I would consider Affero GPL non-free. There may be changes that people would like to make that couldn't be redistributed and this the Affero license would thus prevent those changes being made. To ensure the software is as useful as possible for as many people as possible, I would recommend against changing the license. If you were to change it, I would prefer a BSD 2- or 3-clause license instead. (Though really, GPL is fine, there's no real need to consider changing it.)
I think others would disagree with you on whether Affero GNU GPL is non-free. The thing about the Affero GNU GPL is that it keeps the software free at the expense of the right of 3rd parties closing up their contributions. What good really is a closed contribution anyway? That is one of the few ways we seem to be able to ensure the freedom of the software. It is this "ancient" dilemma, do we trust users more or software? Which freedom is more important? In some important infrastructural use-cases - like an IP stack, it might make sense to go PD or permissive licensing to achieve an industry wide adoption.
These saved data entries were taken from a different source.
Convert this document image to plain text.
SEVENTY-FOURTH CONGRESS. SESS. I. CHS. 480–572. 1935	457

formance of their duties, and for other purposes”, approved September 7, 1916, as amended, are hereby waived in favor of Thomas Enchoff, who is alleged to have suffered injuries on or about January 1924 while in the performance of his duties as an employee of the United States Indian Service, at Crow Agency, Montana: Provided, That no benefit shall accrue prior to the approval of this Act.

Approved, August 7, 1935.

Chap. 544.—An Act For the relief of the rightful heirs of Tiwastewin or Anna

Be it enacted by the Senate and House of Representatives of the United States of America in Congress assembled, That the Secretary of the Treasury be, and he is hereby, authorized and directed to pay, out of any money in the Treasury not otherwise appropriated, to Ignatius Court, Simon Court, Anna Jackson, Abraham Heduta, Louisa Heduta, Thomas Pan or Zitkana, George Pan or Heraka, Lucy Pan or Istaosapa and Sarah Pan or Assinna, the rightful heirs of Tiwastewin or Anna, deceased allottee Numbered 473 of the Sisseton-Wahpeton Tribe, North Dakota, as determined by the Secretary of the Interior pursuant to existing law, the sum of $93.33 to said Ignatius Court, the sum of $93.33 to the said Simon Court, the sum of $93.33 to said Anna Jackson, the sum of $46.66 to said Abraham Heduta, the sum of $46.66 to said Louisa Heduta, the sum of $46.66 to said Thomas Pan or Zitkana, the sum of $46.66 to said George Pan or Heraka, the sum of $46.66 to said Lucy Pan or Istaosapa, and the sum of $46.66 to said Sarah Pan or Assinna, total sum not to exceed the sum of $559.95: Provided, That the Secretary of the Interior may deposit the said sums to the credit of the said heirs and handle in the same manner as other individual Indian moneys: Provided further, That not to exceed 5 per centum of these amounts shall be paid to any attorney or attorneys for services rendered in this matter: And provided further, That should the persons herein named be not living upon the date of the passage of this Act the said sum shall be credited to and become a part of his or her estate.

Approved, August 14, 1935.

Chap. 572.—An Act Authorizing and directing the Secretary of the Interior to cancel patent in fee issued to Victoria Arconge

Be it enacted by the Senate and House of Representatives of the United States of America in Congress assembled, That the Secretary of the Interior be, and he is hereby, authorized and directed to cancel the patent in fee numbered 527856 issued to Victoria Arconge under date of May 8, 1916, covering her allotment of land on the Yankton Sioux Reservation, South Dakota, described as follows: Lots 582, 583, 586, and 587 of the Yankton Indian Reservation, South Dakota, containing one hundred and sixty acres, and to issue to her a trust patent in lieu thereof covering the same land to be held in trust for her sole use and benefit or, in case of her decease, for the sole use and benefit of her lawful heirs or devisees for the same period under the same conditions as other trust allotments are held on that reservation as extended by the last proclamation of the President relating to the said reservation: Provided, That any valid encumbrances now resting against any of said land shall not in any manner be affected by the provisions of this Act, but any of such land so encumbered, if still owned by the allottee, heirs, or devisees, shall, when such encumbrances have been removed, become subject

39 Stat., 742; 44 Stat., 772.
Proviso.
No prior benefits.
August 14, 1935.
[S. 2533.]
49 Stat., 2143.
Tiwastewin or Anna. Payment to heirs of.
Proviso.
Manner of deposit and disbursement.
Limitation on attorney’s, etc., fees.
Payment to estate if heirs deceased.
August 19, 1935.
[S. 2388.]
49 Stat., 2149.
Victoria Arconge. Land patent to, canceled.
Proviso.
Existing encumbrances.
However this piece in particular I think is an excellent example of something that the Affero GNU GPL is made for and which should be kept as free as possible. Also there's enough closed websdrs already.
I'm mainly just against the restricting of freedoms. If others choose to restrict freedoms then that's them doing bad and their contributions will happen and then be surpassed by the free software anyway. You're welcome to your opinions but as a Debian Maintainer I've seen on too many occasions license incompatibilities and overly restrictive licenses trying to act with good intentions but inadvertently causing problems for some use cases. GNU GPL is a tried and tested license. Honestly though, this isn't something I want to spend months arguing over, so this will be my last reply on this issue. I've made my point and it's up to the developer(s) at the end of the day to decide what license they want their work to be under.
you restrict freedoms either way.
the thing is, that the GNU GPL works when you distribute the sw to your users, which is for binary stuff, when however you provide the sw over the web, then there is no distribution that would kick in to ensure the users indeed have their freedom to access the source code honored. this web-loophole is exactly what the Affero GNU GPL was made for, apps that are served over the web, for which open_web_rx is a good example.
While "plain" GPL requires changes to the source to be available if someone distributes the software as a binary (which would be weird anyway with a Python project like this), it does allow people to change the software and run it as a service but not share these modifications. Affero GPL fixes this, and should match a project like this more closely, like searx.